True proper Myrddin was a druid, but the Arthurian romances, particularly those that re-cast Merlin as an incubus' child baptised on the day of his birth so he was free of Satan's influence, definitely put him closer to "sorcerer" than "wizard" in many cases.
Yes, I was thinking of Geoffrey of Monmouth's cambion Merlin. By druid, I suppose you mean in the D&D sense, referring to his notable shapeshifting ability. Technically, Myrddin Wyllt was a bard.

The Sorcerer archetype is more common in modern fantasy fiction, where the idea that your dad or grandmother (or whatever) was magical, and thus so are you, took off due to the Young Adult fiction genre.
Again, I'm not widely read in the genre, but I suppose Harry Potter would be the primary example of the archetype?
 



I've long advocated that any creature beholden to a more powerful being (warlocks, clerics, maybe paladins and druids too) should have strings attached to that power.
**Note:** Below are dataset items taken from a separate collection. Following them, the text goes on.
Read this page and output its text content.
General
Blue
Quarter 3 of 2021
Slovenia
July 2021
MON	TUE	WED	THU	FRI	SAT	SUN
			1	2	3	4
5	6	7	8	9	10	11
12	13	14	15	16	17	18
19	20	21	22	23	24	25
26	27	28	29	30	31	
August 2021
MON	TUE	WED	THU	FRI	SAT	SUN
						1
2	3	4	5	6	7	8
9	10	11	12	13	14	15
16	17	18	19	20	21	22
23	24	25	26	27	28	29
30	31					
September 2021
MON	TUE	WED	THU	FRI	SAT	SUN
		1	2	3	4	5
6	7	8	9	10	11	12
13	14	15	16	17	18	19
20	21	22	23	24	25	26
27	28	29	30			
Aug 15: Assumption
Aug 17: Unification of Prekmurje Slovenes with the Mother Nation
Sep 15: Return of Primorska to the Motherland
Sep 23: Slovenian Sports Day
But that doesn't jive with the "showing off our cool powerz" playstyle of modern D&D.

Daggerheart has a proposal for this that is quite nice, not sure if you have reviewed all the material there, but it would be easily transferable.
 

Any examples of this depiction from fantasy fiction?

Anything where magic/psychic abilities are in born and magic users are feared.

Wheel of time comes to mind. There is the Tower which teaches skill but the power is just in certain people and not others to start. The White Cloaks hunt down those with the power.

So some versions of Merlin are he is part demon and that ties into his magic.

Seventh son of a seventh son.

Harry Potter with its muggle divide and wizarding magical family lines.

Burning witches can be a mutant menace analogy.